Default Observations by Task
Each task config auto-populates observations if you don't provide one:
| Task | Default Components | State Dimensions |
|---|---|---|
| PickLift | EndEffectorPose, GraspState, ObjectPose, ObjectOffset | 18 |
| PickAndPlace | EndEffectorPose, GraspState, TargetPosition, ObjectPose, ObjectOffset, TargetOffset | 24 |
| Reach | JointPositions | 6 |
| LookAt | JointPositions | 6 |
| Move | JointPositions | 6 |
Observation Modes
The obs_mode config parameter controls the semantic intent of the observation:
obs_mode="state" (default)
The observation contains whatever components are listed in observations. This is useful for state-based reinforcement learning where the policy has access to ground-truth information.
obs_mode="visual"
Designed for vision-based policies. Requires at least one camera component (e.g. WristCamera() or OverheadCamera()) in the observations list. Construction raises an error if no camera component is present.

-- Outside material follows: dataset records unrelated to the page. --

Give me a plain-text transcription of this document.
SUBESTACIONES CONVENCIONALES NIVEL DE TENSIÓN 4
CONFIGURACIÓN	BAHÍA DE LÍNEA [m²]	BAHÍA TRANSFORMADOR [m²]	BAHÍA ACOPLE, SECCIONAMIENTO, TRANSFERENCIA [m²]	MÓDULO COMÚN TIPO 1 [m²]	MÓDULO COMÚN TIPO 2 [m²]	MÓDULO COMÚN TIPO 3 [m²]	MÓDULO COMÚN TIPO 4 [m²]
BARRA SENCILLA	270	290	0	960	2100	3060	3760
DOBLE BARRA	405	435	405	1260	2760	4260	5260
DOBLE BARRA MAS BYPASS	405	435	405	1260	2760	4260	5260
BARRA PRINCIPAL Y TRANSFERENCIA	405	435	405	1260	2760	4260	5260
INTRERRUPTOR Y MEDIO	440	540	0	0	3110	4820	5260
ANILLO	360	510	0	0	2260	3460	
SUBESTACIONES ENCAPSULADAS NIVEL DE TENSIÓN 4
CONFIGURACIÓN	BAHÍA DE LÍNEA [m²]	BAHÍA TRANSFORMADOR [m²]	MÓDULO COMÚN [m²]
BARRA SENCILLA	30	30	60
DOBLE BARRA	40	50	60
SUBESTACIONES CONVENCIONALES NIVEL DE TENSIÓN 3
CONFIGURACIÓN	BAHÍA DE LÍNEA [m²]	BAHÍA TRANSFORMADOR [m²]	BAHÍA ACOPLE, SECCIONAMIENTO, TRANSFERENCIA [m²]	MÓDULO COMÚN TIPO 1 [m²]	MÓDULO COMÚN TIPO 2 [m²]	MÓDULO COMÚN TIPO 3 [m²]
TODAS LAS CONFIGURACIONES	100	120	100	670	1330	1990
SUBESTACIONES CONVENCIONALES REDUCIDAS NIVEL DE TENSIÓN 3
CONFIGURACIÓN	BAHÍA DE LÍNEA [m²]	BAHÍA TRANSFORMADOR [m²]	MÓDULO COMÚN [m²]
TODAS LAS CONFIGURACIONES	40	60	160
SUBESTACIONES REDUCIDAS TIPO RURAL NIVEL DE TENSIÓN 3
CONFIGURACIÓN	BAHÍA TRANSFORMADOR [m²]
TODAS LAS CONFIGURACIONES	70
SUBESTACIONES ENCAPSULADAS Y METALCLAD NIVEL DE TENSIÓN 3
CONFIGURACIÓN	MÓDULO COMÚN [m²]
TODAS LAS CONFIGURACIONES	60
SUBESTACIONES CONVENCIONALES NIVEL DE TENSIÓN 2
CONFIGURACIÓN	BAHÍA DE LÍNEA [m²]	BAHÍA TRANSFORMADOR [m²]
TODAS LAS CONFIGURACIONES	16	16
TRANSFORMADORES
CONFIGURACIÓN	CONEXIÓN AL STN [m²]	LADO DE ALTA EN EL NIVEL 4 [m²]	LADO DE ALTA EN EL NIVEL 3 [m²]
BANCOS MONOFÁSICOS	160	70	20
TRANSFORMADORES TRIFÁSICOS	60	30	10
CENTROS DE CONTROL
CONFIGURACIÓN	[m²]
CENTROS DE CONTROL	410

from so101_nexus_core import PickConfig, JointPositions, WristCamera
config = PickConfig(
obs_mode="visual",
observations=[JointPositions(), WristCamera(width=224, height=224)],
)Inspecting Observations
import gymnasium as gym
import so101_nexus_mujoco
# State-only (default)
env = gym.make("MuJoCoPickLift-v1")
obs, info = env.reset()
print(f"Observation shape: {obs.shape}") # (18,)
env.close()
# With camera
from so101_nexus_core import (
PickConfig, EndEffectorPose, GraspState, ObjectPose, ObjectOffset, WristCamera,
)
config = PickConfig(observations=[
EndEffectorPose(),
GraspState(),
ObjectPose(),
ObjectOffset(),
WristCamera(width=224, height=224),
])
env = gym.make("MuJoCoPickLift-v1", config=config)
obs, info = env.reset()
print(obs["state"].shape) # (18,) — state components
print(obs["wrist_camera"].shape) # (224, 224, 3) — camera image
env.close()Choosing the Right Setup
| Use Case | obs_mode | Components | Why |
|---|---|---|---|
| State-based RL training | "state" | Default (no cameras) | Policy uses privileged state directly |
| Vision-based RL training | "visual" | JointPositions + WristCamera | Policy learns from camera images; no ground-truth state |
| Multi-view vision | "visual" | JointPositions + WristCamera + OverheadCamera | Policy fuses multiple camera views |
| Debugging / visualization | "state" | Default + WristCamera | Full state + camera for analysis |